The editorial's claim that Venezuela is moving toward dictatorship after a national referendum, however, sadly negates that attempt at greater understanding.

Voters approved a constitutional amendment to end term limits for elected officials in a process that was free and fair and, according to reports quoting State Department spokesman Gordon Duguid, "fully consistent with democratic practice."

Duguid also has avoided weighing in on the result of the referendum, deeming it "a matter of the Venezuelan people," while reports have said that State Department spokesman Noel Clay praised the election's "civic spirit." It is ironic that The Times' call for reengagement with Venezuela comes not as a result of respect for this democratic spirit but rather of the fallacious claim that Chavez has become an "autocrat."

George Ciccariello-




The Times' editorial claims that "Venezuela just took a democratic step closer to dictatorship." The truth is the opposite. Venezuelans will be able to reelect their president, governors and mayors if they choose, just as Californians are able to reelect Sens. Dianne Feinstein and Barbara Boxer without limit.

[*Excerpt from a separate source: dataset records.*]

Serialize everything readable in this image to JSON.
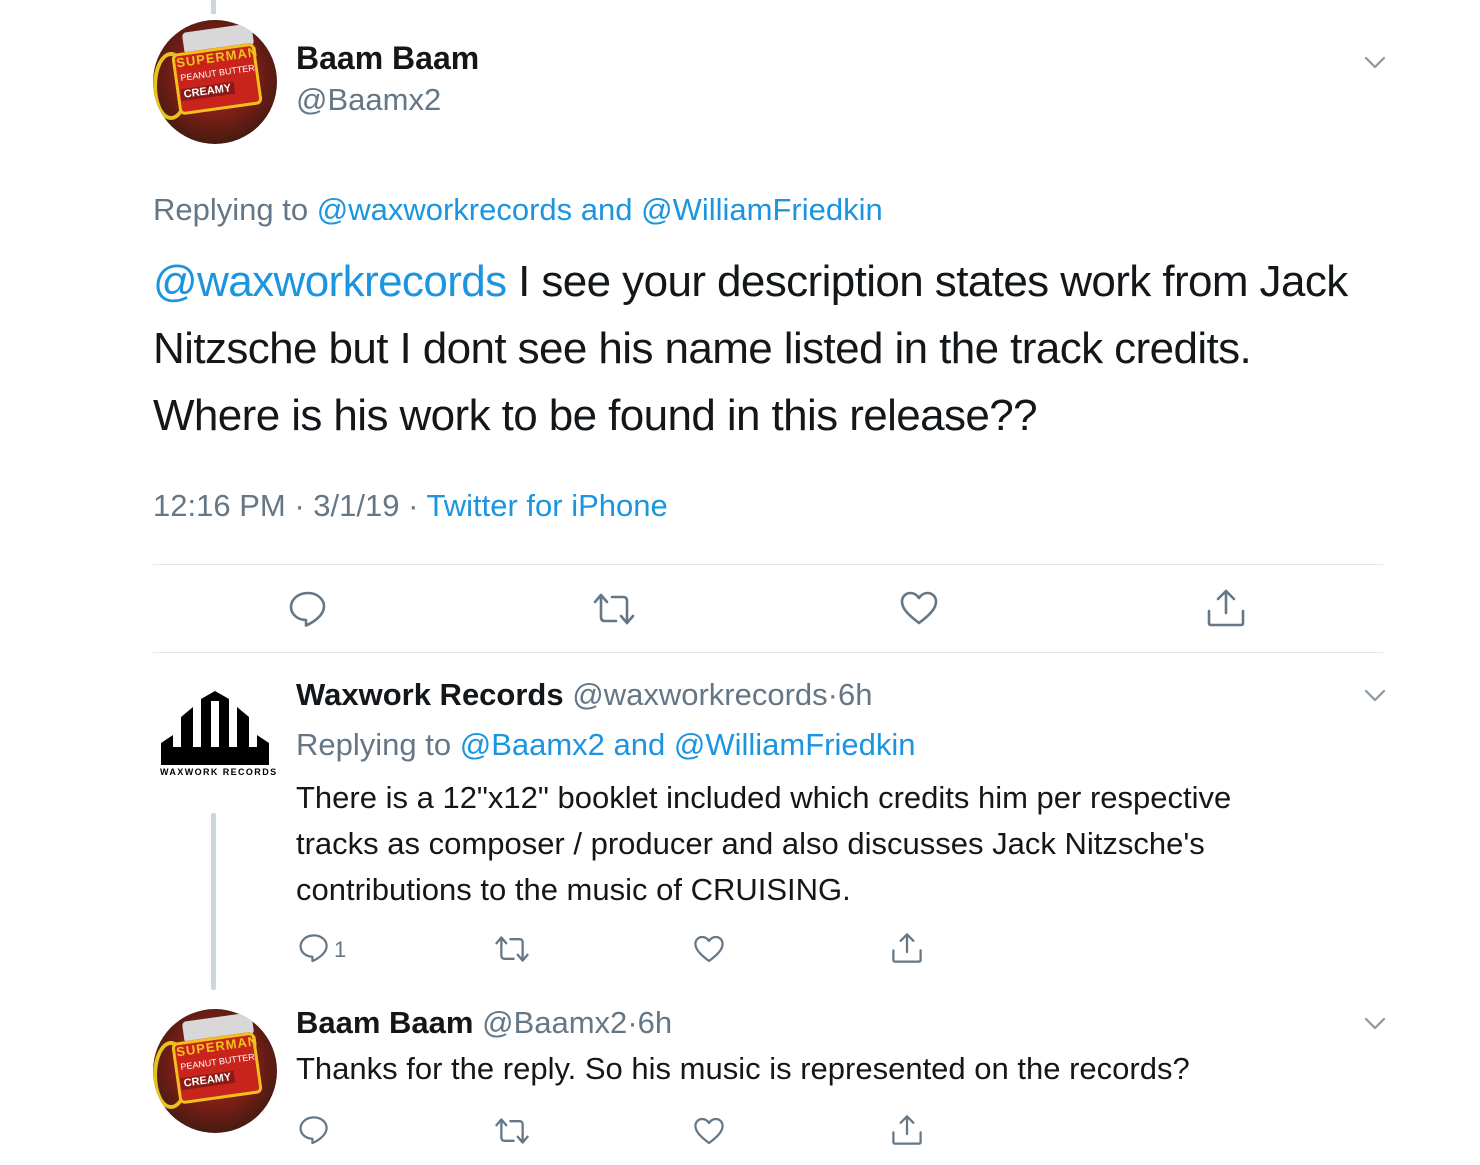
{
  "main_tweet": {
    "author_name": "Baam Baam",
    "author_handle": "@Baamx2",
    "avatar_text": {
      "brand": "SUPERMAN",
      "product": "PEANUT BUTTER",
      "variant": "CREAMY"
    },
    "replying_prefix": "Replying to",
    "replying_user1": "@waxworkrecords",
    "replying_and": "and",
    "replying_user2": "@WilliamFriedkin",
    "text_mention": "@waxworkrecords",
    "text_line1": " I see your description states work from Jack",
    "text_line2": "Nitzsche but I dont see his name listed in the track credits.",
    "text_line3": "Where is his work to be found in this release??",
    "time": "12:16 PM",
    "sep": "·",
    "date": "3/1/19",
    "source": "Twitter for iPhone"
  },
  "reply1": {
    "author_name": "Waxwork Records",
    "author_handle": "@waxworkrecords",
    "age_sep": "·",
    "age": "6h",
    "avatar_caption": "WAXWORK RECORDS",
    "replying_prefix": "Replying to",
    "replying_user1": "@Baamx2",
    "replying_and": "and",
    "replying_user2": "@WilliamFriedkin",
    "text_line1": "There is a 12\"x12\" booklet included which credits him per respective",
    "text_line2": "tracks as composer / producer and also discusses Jack Nitzsche's",
    "text_line3": "contributions to the music of CRUISING.",
    "reply_count": "1"
  },
  "reply2": {
    "author_name": "Baam Baam",
    "author_handle": "@Baamx2",
    "age_sep": "·",
    "age": "6h",
    "text": "Thanks for the reply. So his music is represented on the records?"
  },
  "colors": {
    "link": "#1b95e0",
    "muted": "#657786",
    "icon": "#657786",
    "divider": "#e1e8ed",
    "thread_line": "#ccd6dd"
  },
  "icons": [
    "reply-icon",
    "retweet-icon",
    "like-icon",
    "share-icon",
    "chevron-down-icon"
  ]
}
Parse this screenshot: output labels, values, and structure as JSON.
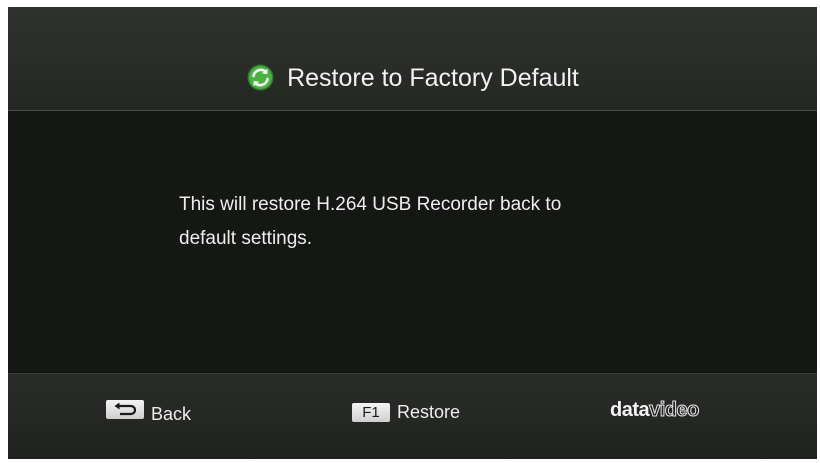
{
  "header": {
    "title": "Restore to Factory Default",
    "icon": "refresh-icon",
    "icon_color": "#3fae3a"
  },
  "message": {
    "line1": "This will restore H.264 USB Recorder back to",
    "line2": "default settings."
  },
  "footer": {
    "back": {
      "key_icon": "return-arrow-icon",
      "label": "Back"
    },
    "restore": {
      "key": "F1",
      "label": "Restore"
    },
    "logo": {
      "part1": "data",
      "part2": "video"
    }
  },
  "colors": {
    "background": "#161815",
    "header": "#2c2e2b",
    "text": "#eeeeee"
  }
}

You forgot to mention that Chavez was subject to a recall referendum in 2004, a process that did not previously exist in Venezuela but that he proposed be added to the constitution. He won this referendum with nearly 60% of the vote. In 2010, if enough voters sign on, he can be subjected to another recall election.

I wish America's democracy were similar to Venezuela's. That way we would have had the chance to get rid of George Bush two years ago.